While gambling is legal in some form in nearly all states, it is still a very dangerous activity. For example, gambling has been linked to drug abuse and suicide, and it can lead to domestic violence. In addition, it can have a negative effect on family and social relationships. For this reason, it’s important to educate children and young people about the dangers of online gambling.

The proliferation of the Internet in the 2000s led to a boom in online casinos and gambling websites. Many states legalized this type of gambling in the 2010s, and it’s now a multibillion dollar industry. However, the laws surrounding online gambling have not kept pace with new technology.
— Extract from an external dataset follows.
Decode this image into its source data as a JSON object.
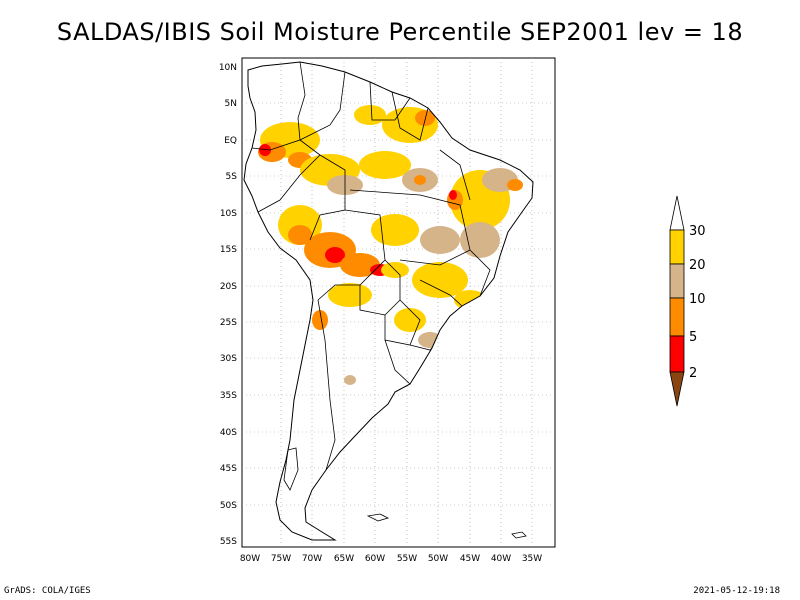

As such, some states continue to ban online gambling entirely, while others only regulate certain types of gambling.

In the past decade, the provision of online gambling has intensified through greater access, enhanced betting markets, a wider product range, and prolific marketing. However, little research has explored how these changes are influencing contemporary gambling experiences and behaviours. This study utilised semi-structured telephone interviews with 19 non-treatment-seeking and 10 treatment-seeking online gamblers to explore how the increased availability of Internet gambling had influenced their experiences and behaviour. Thematic analysis was used to analyse the data.

Both groups reported that increased Internet gambling was facilitated by the availability of 24/7 betting opportunities without the constraints of venue opening times or social judgment, and that faster financial transactions facilitated impulsive betting. However, treatment-seekers also reported that the ease of depositing funds to betting accounts contributed to persistence and loss-chasing, and that difficulties withdrawing and the ability for betting sites to cancel withdrawals undermined self-control.

In the context of these findings, consumer protection needs to extend beyond harm minimisation tools and incorporate a focus on safer online gambling products and industry practices. Furthermore, longitudinal research is required to further understand the impact of changing online gambling environments on the incidence of gambling disorders. This would be a crucial step in developing evidence for the inclusion of disordered gambling within the fifth edition of the Diagnostic and Statistical Manual of Mental Disorders as a non-substance behavioural addiction. This will be an important step in demonstrating that online gambling is not simply an extension of offline gambling behaviours, but rather has a distinct mode of access and behavioural characteristics. This will provide an opportunity to better inform interventions that target problem gamblers in this population. In addition, it will support the development of more accurate models of behavioural addiction and inform research into other types of behavioural addictions. This is particularly relevant given that online behavioural addictions appear to be developing a similar pattern of risk-taking and impulsivity as substances.